Economic Development and International Donor Assistance
The appointment in June 2007 of Salam Fayyad, a former World Bank and International
Monetary Fund official, as PA prime minister raised hopes for Palestinian reform and economic
growth that have been realized in part. Fayyad produced a Palestinian Reform and Development
Plan for 2008-2010 (PRDP) that helped garner major international donor assistance pledges and
promises of investment, respectively, at conferences in Paris (December 2007) and in Bethlehem
and Nablus (May and November 2008) that Quartet envoy and former British prime minister
Tony Blair helped organize.
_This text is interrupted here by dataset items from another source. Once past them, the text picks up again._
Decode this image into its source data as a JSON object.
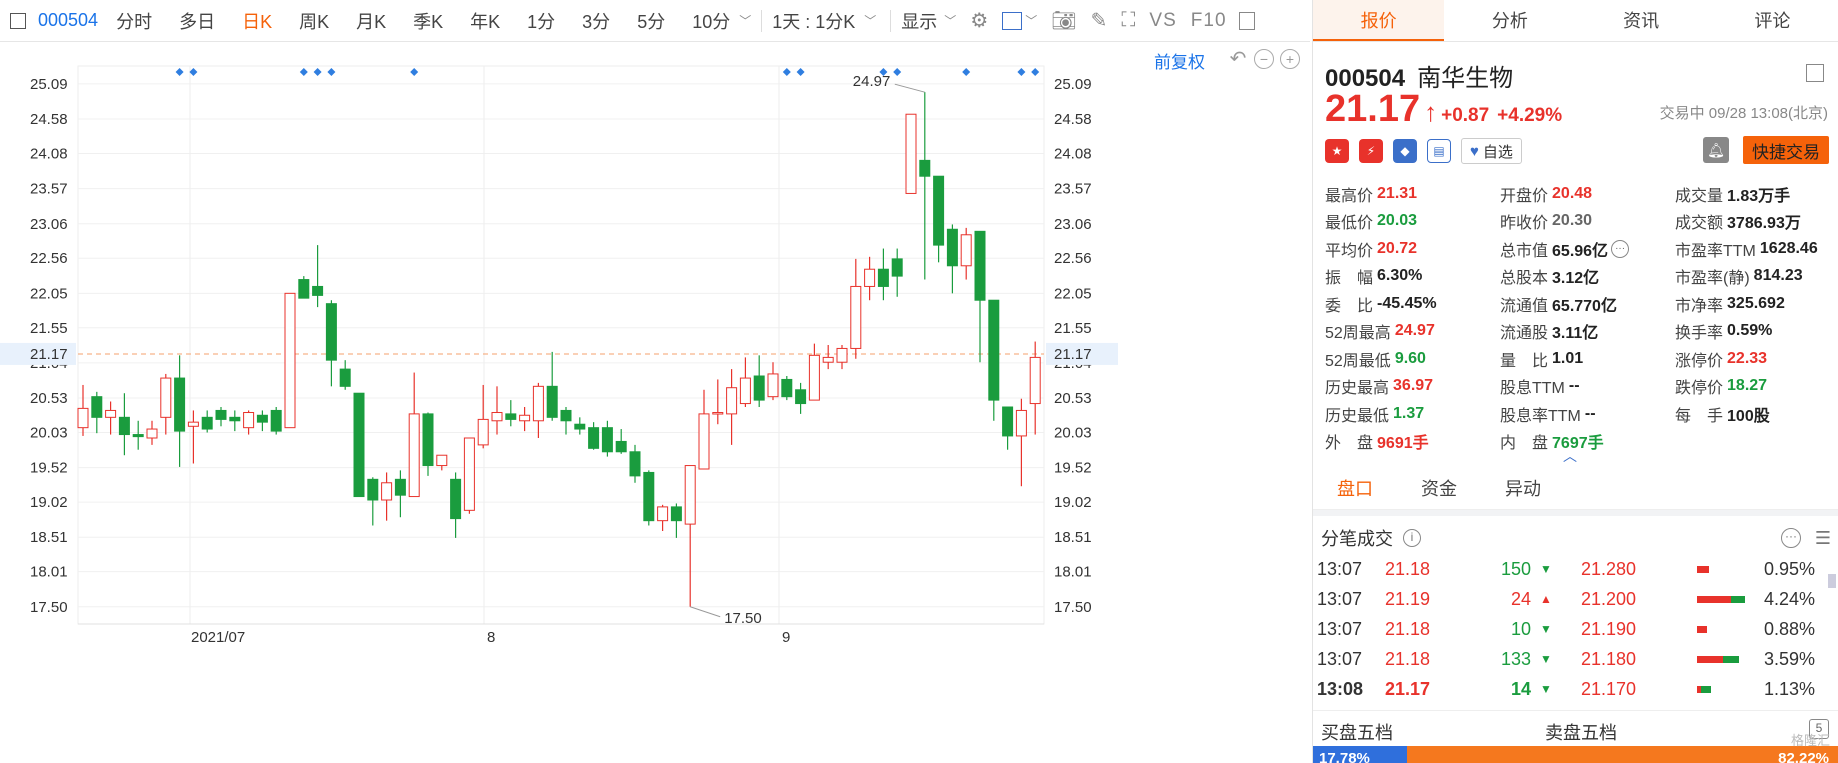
{
  "toolbar": {
    "code": "000504",
    "periods": [
      "分时",
      "多日",
      "日K",
      "周K",
      "月K",
      "季K",
      "年K",
      "1分",
      "3分",
      "5分",
      "10分"
    ],
    "active_period": "日K",
    "interval": "1天 : 1分K",
    "display": "显示",
    "vs": "VS",
    "f10": "F10"
  },
  "chart": {
    "fuquan": "前复权",
    "last_price_tag": "21.17",
    "high_annotation": "24.97",
    "low_annotation": "17.50"
  },
  "chart_data": {
    "type": "candlestick",
    "y_ticks": [
      "25.09",
      "24.58",
      "24.08",
      "23.57",
      "23.06",
      "22.56",
      "22.05",
      "21.55",
      "21.04",
      "20.53",
      "20.03",
      "19.52",
      "19.02",
      "18.51",
      "18.01",
      "17.50"
    ],
    "x_ticks": [
      "2021/07",
      "8",
      "9"
    ],
    "ylim": [
      17.25,
      25.35
    ],
    "last_price": 21.17,
    "colors": {
      "up": "#e8322b",
      "down": "#1a9c3e",
      "dashed_line": "#f5a26e"
    },
    "marker_groups": [
      [
        7,
        8
      ],
      [
        16,
        17,
        18
      ],
      [
        24
      ],
      [
        51,
        52
      ],
      [
        58,
        59
      ],
      [
        64
      ],
      [
        68,
        69
      ]
    ],
    "candles": [
      {
        "o": 20.1,
        "c": 20.38,
        "h": 20.72,
        "l": 19.98
      },
      {
        "o": 20.55,
        "c": 20.25,
        "h": 20.62,
        "l": 20.02
      },
      {
        "o": 20.25,
        "c": 20.35,
        "h": 20.48,
        "l": 20.0
      },
      {
        "o": 20.25,
        "c": 20.0,
        "h": 20.6,
        "l": 19.7
      },
      {
        "o": 20.0,
        "c": 19.97,
        "h": 20.2,
        "l": 19.78
      },
      {
        "o": 19.95,
        "c": 20.08,
        "h": 20.2,
        "l": 19.85
      },
      {
        "o": 20.25,
        "c": 20.82,
        "h": 20.88,
        "l": 20.0
      },
      {
        "o": 20.82,
        "c": 20.05,
        "h": 21.15,
        "l": 19.53
      },
      {
        "o": 20.12,
        "c": 20.18,
        "h": 20.35,
        "l": 19.58
      },
      {
        "o": 20.25,
        "c": 20.08,
        "h": 20.35,
        "l": 20.03
      },
      {
        "o": 20.35,
        "c": 20.22,
        "h": 20.4,
        "l": 20.12
      },
      {
        "o": 20.25,
        "c": 20.2,
        "h": 20.35,
        "l": 20.05
      },
      {
        "o": 20.1,
        "c": 20.32,
        "h": 20.35,
        "l": 20.0
      },
      {
        "o": 20.28,
        "c": 20.18,
        "h": 20.35,
        "l": 20.05
      },
      {
        "o": 20.35,
        "c": 20.05,
        "h": 20.4,
        "l": 20.0
      },
      {
        "o": 20.1,
        "c": 22.05,
        "h": 22.05,
        "l": 20.1
      },
      {
        "o": 22.25,
        "c": 21.98,
        "h": 22.3,
        "l": 21.98
      },
      {
        "o": 22.15,
        "c": 22.02,
        "h": 22.75,
        "l": 21.85
      },
      {
        "o": 21.9,
        "c": 21.08,
        "h": 21.95,
        "l": 20.7
      },
      {
        "o": 20.95,
        "c": 20.7,
        "h": 21.08,
        "l": 20.65
      },
      {
        "o": 20.6,
        "c": 19.1,
        "h": 20.6,
        "l": 19.1
      },
      {
        "o": 19.35,
        "c": 19.05,
        "h": 19.38,
        "l": 18.68
      },
      {
        "o": 19.05,
        "c": 19.3,
        "h": 19.45,
        "l": 18.75
      },
      {
        "o": 19.35,
        "c": 19.12,
        "h": 19.48,
        "l": 18.8
      },
      {
        "o": 19.1,
        "c": 20.3,
        "h": 20.9,
        "l": 19.1
      },
      {
        "o": 20.3,
        "c": 19.55,
        "h": 20.32,
        "l": 19.4
      },
      {
        "o": 19.55,
        "c": 19.7,
        "h": 19.7,
        "l": 19.48
      },
      {
        "o": 19.35,
        "c": 18.78,
        "h": 19.45,
        "l": 18.5
      },
      {
        "o": 18.9,
        "c": 19.95,
        "h": 19.95,
        "l": 18.85
      },
      {
        "o": 19.85,
        "c": 20.22,
        "h": 20.72,
        "l": 19.8
      },
      {
        "o": 20.2,
        "c": 20.32,
        "h": 20.7,
        "l": 20.0
      },
      {
        "o": 20.3,
        "c": 20.22,
        "h": 20.5,
        "l": 20.12
      },
      {
        "o": 20.2,
        "c": 20.28,
        "h": 20.4,
        "l": 20.05
      },
      {
        "o": 20.2,
        "c": 20.7,
        "h": 20.75,
        "l": 19.95
      },
      {
        "o": 20.7,
        "c": 20.25,
        "h": 21.2,
        "l": 20.2
      },
      {
        "o": 20.35,
        "c": 20.2,
        "h": 20.4,
        "l": 20.0
      },
      {
        "o": 20.15,
        "c": 20.08,
        "h": 20.25,
        "l": 20.0
      },
      {
        "o": 20.1,
        "c": 19.8,
        "h": 20.18,
        "l": 19.78
      },
      {
        "o": 20.1,
        "c": 19.75,
        "h": 20.2,
        "l": 19.68
      },
      {
        "o": 19.9,
        "c": 19.75,
        "h": 20.08,
        "l": 19.72
      },
      {
        "o": 19.75,
        "c": 19.4,
        "h": 19.85,
        "l": 19.3
      },
      {
        "o": 19.45,
        "c": 18.75,
        "h": 19.48,
        "l": 18.68
      },
      {
        "o": 18.75,
        "c": 18.95,
        "h": 18.98,
        "l": 18.6
      },
      {
        "o": 18.95,
        "c": 18.75,
        "h": 19.0,
        "l": 18.5
      },
      {
        "o": 18.7,
        "c": 19.55,
        "h": 19.55,
        "l": 17.5
      },
      {
        "o": 19.5,
        "c": 20.3,
        "h": 20.65,
        "l": 19.5
      },
      {
        "o": 20.3,
        "c": 20.32,
        "h": 20.8,
        "l": 20.15
      },
      {
        "o": 20.3,
        "c": 20.68,
        "h": 20.95,
        "l": 19.85
      },
      {
        "o": 20.45,
        "c": 20.82,
        "h": 21.12,
        "l": 20.4
      },
      {
        "o": 20.85,
        "c": 20.5,
        "h": 21.15,
        "l": 20.4
      },
      {
        "o": 20.55,
        "c": 20.88,
        "h": 21.05,
        "l": 20.5
      },
      {
        "o": 20.8,
        "c": 20.55,
        "h": 20.85,
        "l": 20.5
      },
      {
        "o": 20.65,
        "c": 20.45,
        "h": 20.75,
        "l": 20.3
      },
      {
        "o": 20.5,
        "c": 21.15,
        "h": 21.32,
        "l": 20.5
      },
      {
        "o": 21.05,
        "c": 21.12,
        "h": 21.3,
        "l": 20.95
      },
      {
        "o": 21.05,
        "c": 21.25,
        "h": 21.3,
        "l": 20.95
      },
      {
        "o": 21.25,
        "c": 22.15,
        "h": 22.55,
        "l": 21.1
      },
      {
        "o": 22.15,
        "c": 22.4,
        "h": 22.58,
        "l": 21.95
      },
      {
        "o": 22.4,
        "c": 22.15,
        "h": 22.7,
        "l": 21.95
      },
      {
        "o": 22.55,
        "c": 22.3,
        "h": 22.7,
        "l": 22.0
      },
      {
        "o": 23.5,
        "c": 24.65,
        "h": 24.65,
        "l": 23.5
      },
      {
        "o": 23.98,
        "c": 23.75,
        "h": 24.97,
        "l": 22.25
      },
      {
        "o": 23.75,
        "c": 22.75,
        "h": 23.75,
        "l": 22.5
      },
      {
        "o": 22.98,
        "c": 22.45,
        "h": 23.05,
        "l": 22.05
      },
      {
        "o": 22.45,
        "c": 22.9,
        "h": 23.0,
        "l": 22.25
      },
      {
        "o": 22.95,
        "c": 21.95,
        "h": 22.95,
        "l": 21.05
      },
      {
        "o": 21.95,
        "c": 20.5,
        "h": 21.95,
        "l": 20.2
      },
      {
        "o": 20.4,
        "c": 19.98,
        "h": 20.4,
        "l": 19.78
      },
      {
        "o": 19.98,
        "c": 20.35,
        "h": 20.52,
        "l": 19.25
      },
      {
        "o": 20.45,
        "c": 21.12,
        "h": 21.35,
        "l": 20.0
      }
    ]
  },
  "right": {
    "tabs": [
      "报价",
      "分析",
      "资讯",
      "评论"
    ],
    "active_tab": "报价",
    "code": "000504",
    "name": "南华生物",
    "price": "21.17",
    "change": "+0.87",
    "change_pct": "+4.29%",
    "trade_time": "交易中 09/28 13:08(北京)",
    "watch_label": "自选",
    "quick_trade": "快捷交易",
    "tag_colors": [
      "#e8322b",
      "#e8322b",
      "#3b6fc9",
      "#3b6fc9"
    ],
    "stats": [
      [
        {
          "k": "最高价",
          "v": "21.31",
          "c": "up"
        },
        {
          "k": "开盘价",
          "v": "20.48",
          "c": "up"
        },
        {
          "k": "成交量",
          "v": "1.83万手",
          "c": ""
        }
      ],
      [
        {
          "k": "最低价",
          "v": "20.03",
          "c": "dn"
        },
        {
          "k": "昨收价",
          "v": "20.30",
          "c": "gray"
        },
        {
          "k": "成交额",
          "v": "3786.93万",
          "c": ""
        }
      ],
      [
        {
          "k": "平均价",
          "v": "20.72",
          "c": "up"
        },
        {
          "k": "总市值",
          "v": "65.96亿",
          "c": "",
          "more": true
        },
        {
          "k": "市盈率TTM",
          "v": "1628.46",
          "c": ""
        }
      ],
      [
        {
          "k": "振　幅",
          "v": "6.30%",
          "c": ""
        },
        {
          "k": "总股本",
          "v": "3.12亿",
          "c": ""
        },
        {
          "k": "市盈率(静)",
          "v": "814.23",
          "c": ""
        }
      ],
      [
        {
          "k": "委　比",
          "v": "-45.45%",
          "c": ""
        },
        {
          "k": "流通值",
          "v": "65.770亿",
          "c": ""
        },
        {
          "k": "市净率",
          "v": "325.692",
          "c": ""
        }
      ],
      [
        {
          "k": "52周最高",
          "v": "24.97",
          "c": "up"
        },
        {
          "k": "流通股",
          "v": "3.11亿",
          "c": ""
        },
        {
          "k": "换手率",
          "v": "0.59%",
          "c": ""
        }
      ],
      [
        {
          "k": "52周最低",
          "v": "9.60",
          "c": "dn"
        },
        {
          "k": "量　比",
          "v": "1.01",
          "c": ""
        },
        {
          "k": "涨停价",
          "v": "22.33",
          "c": "up"
        }
      ],
      [
        {
          "k": "历史最高",
          "v": "36.97",
          "c": "up"
        },
        {
          "k": "股息TTM",
          "v": "--",
          "c": ""
        },
        {
          "k": "跌停价",
          "v": "18.27",
          "c": "dn"
        }
      ],
      [
        {
          "k": "历史最低",
          "v": "1.37",
          "c": "dn"
        },
        {
          "k": "股息率TTM",
          "v": "--",
          "c": ""
        },
        {
          "k": "每　手",
          "v": "100股",
          "c": ""
        }
      ],
      [
        {
          "k": "外　盘",
          "v": "9691手",
          "c": "up"
        },
        {
          "k": "内　盘",
          "v": "7697手",
          "c": "dn"
        },
        {
          "k": "",
          "v": "",
          "c": ""
        }
      ]
    ],
    "subtabs": [
      "盘口",
      "资金",
      "异动"
    ],
    "active_subtab": "盘口",
    "fenbi_title": "分笔成交",
    "trades": [
      {
        "t": "13:07",
        "p": "21.18",
        "vol": "150",
        "dir": "dn",
        "lp": "21.280",
        "pct": "0.95%",
        "bar": [
          12,
          0
        ]
      },
      {
        "t": "13:07",
        "p": "21.19",
        "vol": "24",
        "dir": "up",
        "lp": "21.200",
        "pct": "4.24%",
        "bar": [
          34,
          14
        ]
      },
      {
        "t": "13:07",
        "p": "21.18",
        "vol": "10",
        "dir": "dn",
        "lp": "21.190",
        "pct": "0.88%",
        "bar": [
          10,
          0
        ]
      },
      {
        "t": "13:07",
        "p": "21.18",
        "vol": "133",
        "dir": "dn",
        "lp": "21.180",
        "pct": "3.59%",
        "bar": [
          26,
          16
        ]
      },
      {
        "t": "13:08",
        "p": "21.17",
        "vol": "14",
        "dir": "dn",
        "lp": "21.170",
        "pct": "1.13%",
        "bar": [
          4,
          10
        ],
        "bold": true
      }
    ],
    "five_buy": "买盘五档",
    "five_sell": "卖盘五档",
    "ratio_buy": "17.78%",
    "ratio_sell": "82.22%",
    "watermark": "格隆汇"
  }
}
International pledges of support, however, have proven insufficient to
cover the PA’s monthly budgetary expenses, occasionally requiring last-minute efforts by Fayyad
and Blair to obtain outside assistance.56 Concerns over meeting expenses appear likely to
continue unless the March 2009 pledges in Egypt result in substantially heightened contributions
to the PA treasury. The ultimate success of Fayyad’s PRDP appears to hinge on two factors:
keeping the public sector solvent enough to sustain long-term private sector development, and
getting Israeli restrictions loosened or lifted on the movement of goods and people both within
and out of the West Bank and Gaza.57
55
See Sherifa Zuhur, Ali Abunimah, Haim Malka, Shibley Telhami, “Symposium: Hamas and the Two-State Solution:
Villain, Victim or Missing Ingredient?” Middle East Policy, vol. 15, issue 2, July 1, 2008; Transcript of National Public
Radio interview (“All Things Considered”) with Robert Malley, June 16, 2007.
56
See Adam Entous and Mohammed Assadi, “Palestinian PM Gets Phone Firm Help to Pay Wages,” Reuters, August
8, 2008. See also The World Bank, Implementing the Palestinian Reform and Development Agenda: Economic
Monitoring Report to the Ad Hoc Liaison Committee, May 2, 2008. Only a small fraction of the $7.7 billion pledged in
Paris ($1.1 billion) was pledged for budgetary support, about $535 million short of the PA’s targeted needs for 2008. A
July 2008 Washington Post article stated that many Arab governments had fulfilled only a small percentage of their
pledges to the PA since 2002, and, as a group, had conspicuously decreased donations since Fayyad’s government was
installed in June 2007 (although some had since made additional donations). See Glenn Kessler, “Arab Aid to
Palestinians Often Doesn’t Fulfill Pledges,” Washington Post, July 27, 2008.
57
See The World Bank, op. cit.; International Crisis Group, Ruling Palestine II: The West Bank Model? Middle East
Report no. 79, July 17, 2008. Restrictions on movement have been a key factor in the Palestinian economic downturn
since the second Palestinian intifada (which began in late 2000), and the closure of Gaza crossings following the
Hamas takeover in June 2007 has led to a near economic standstill there. International Crisis Group has referred to a
UNDP official’s estimate that it would take five years for Gaza to be restored simply to the unenviable state in which it
was immediately before the recent conflict began in December 2008. International Crisis Group, Gaza’s Unfinished
Business, Middle East Report No. 85, April 23, 2009.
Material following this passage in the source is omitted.